A veces llegaba a casa tan cansada que me dormía en el suelo de la sala, abrazada a los niños como gatitos.
Vivíamos de fideos instantáneos, sándwiches de mantequilla de cacahuete y cualquier cosa que vendieran con un gran descuento.
La casa se caía a pedazos. Primero se rompió la lavadora. Luego el refrigerador. Luego se atascaron los desagües y la cocina olía a pantano.
Los vecinos susurraban. Los profesores enviaban notas discretas diciendo que los niños llegaban a la escuela hambrientos y agotados. La vergüenza era peor que el hambre. Como si te estuvieras ahogando lentamente y humillado, mientras todos te observaban.

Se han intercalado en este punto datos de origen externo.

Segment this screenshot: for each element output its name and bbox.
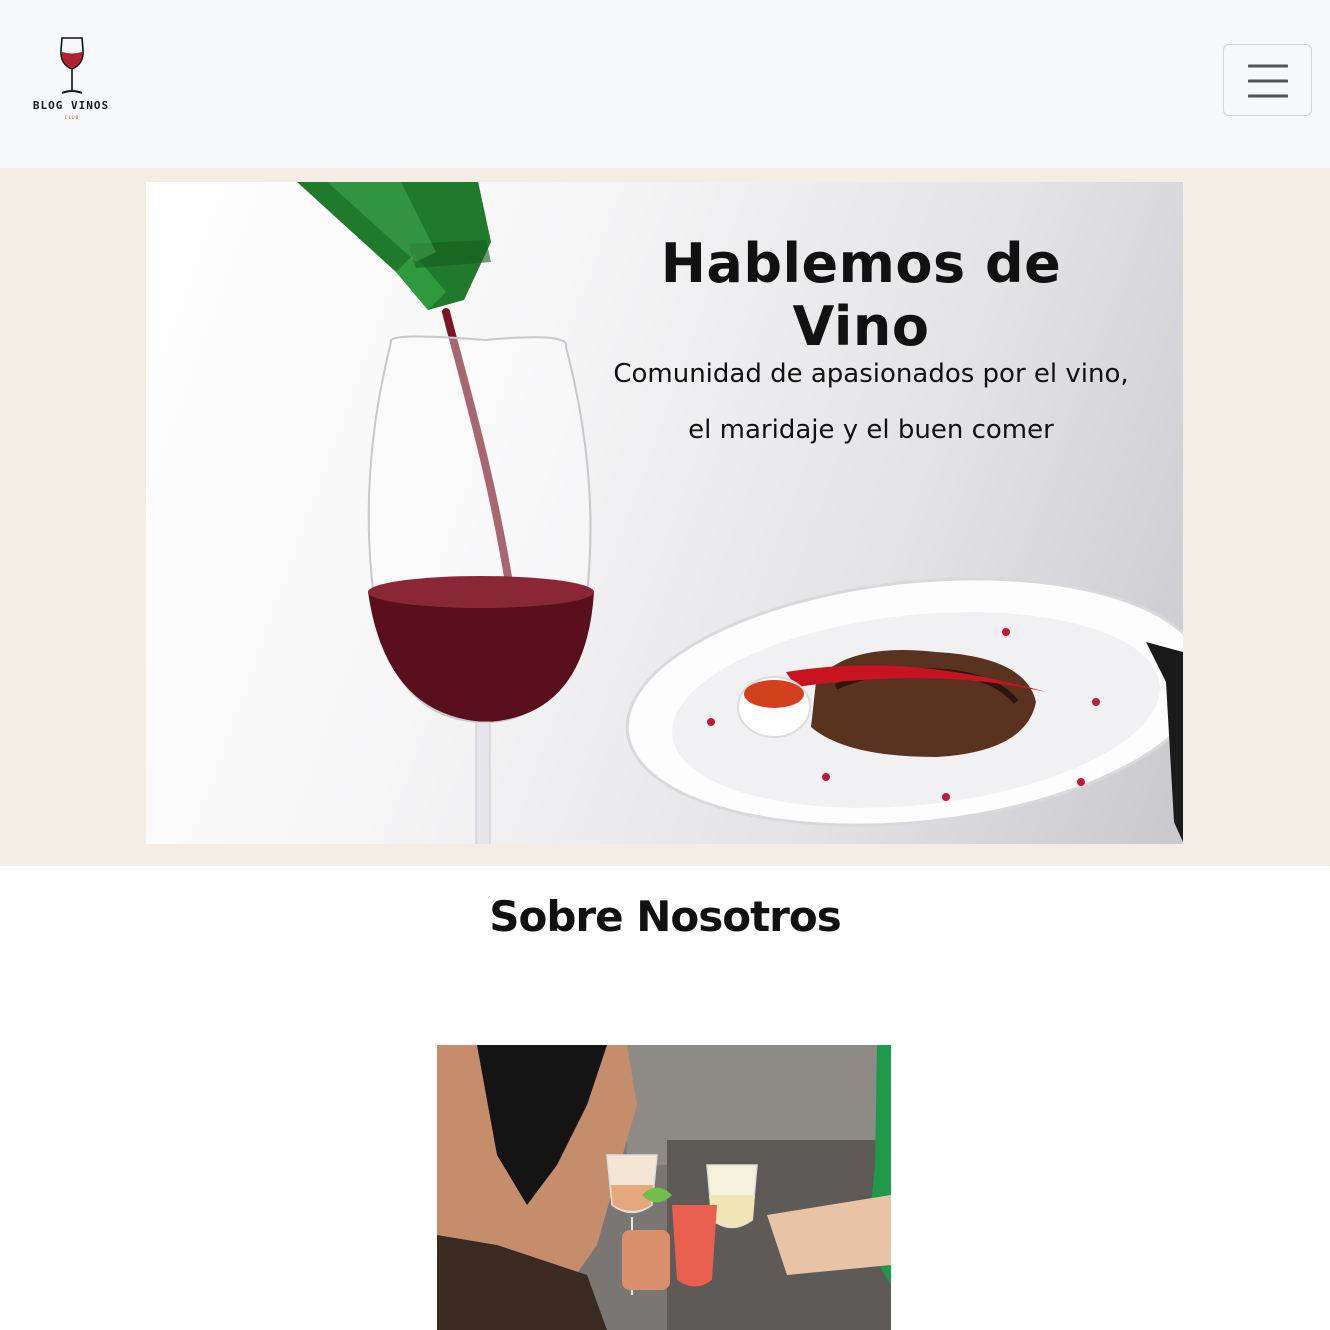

Un día, encontré una nota amarilla pegada en la puerta: una orden de desalojo. Teníamos 60 días. Y yo no tenía ni seis dólares.
Esa noche, después de acostar a los niños, me senté en el porche, con las rodillas juntas, mirando las estrellas. Y me desplomé. Lloré hasta quedarme sin aliento. Odiaba a Chris. A la ciudad. A mí mismo. Por creer en cuentos de hadas, promesas y ese amor que se supone que lo supera todo.
Cuando vinieron a desalojarnos, todo transcurrió con calma. Sin policías. Solo un hombre con uniforme marrón dejando nuestras pertenencias en la acera.
Yo guardaba lo que quedaba de nuestras vidas en bolsas de basura. Juguetes, fotos, algo de ropa.
La primera noche la pasamos en un albergue para personas sin hogar. Siete almas en dos colchones delgados sobre el cemento.
La esperanza nos abandonó esa noche. Se fue, como él.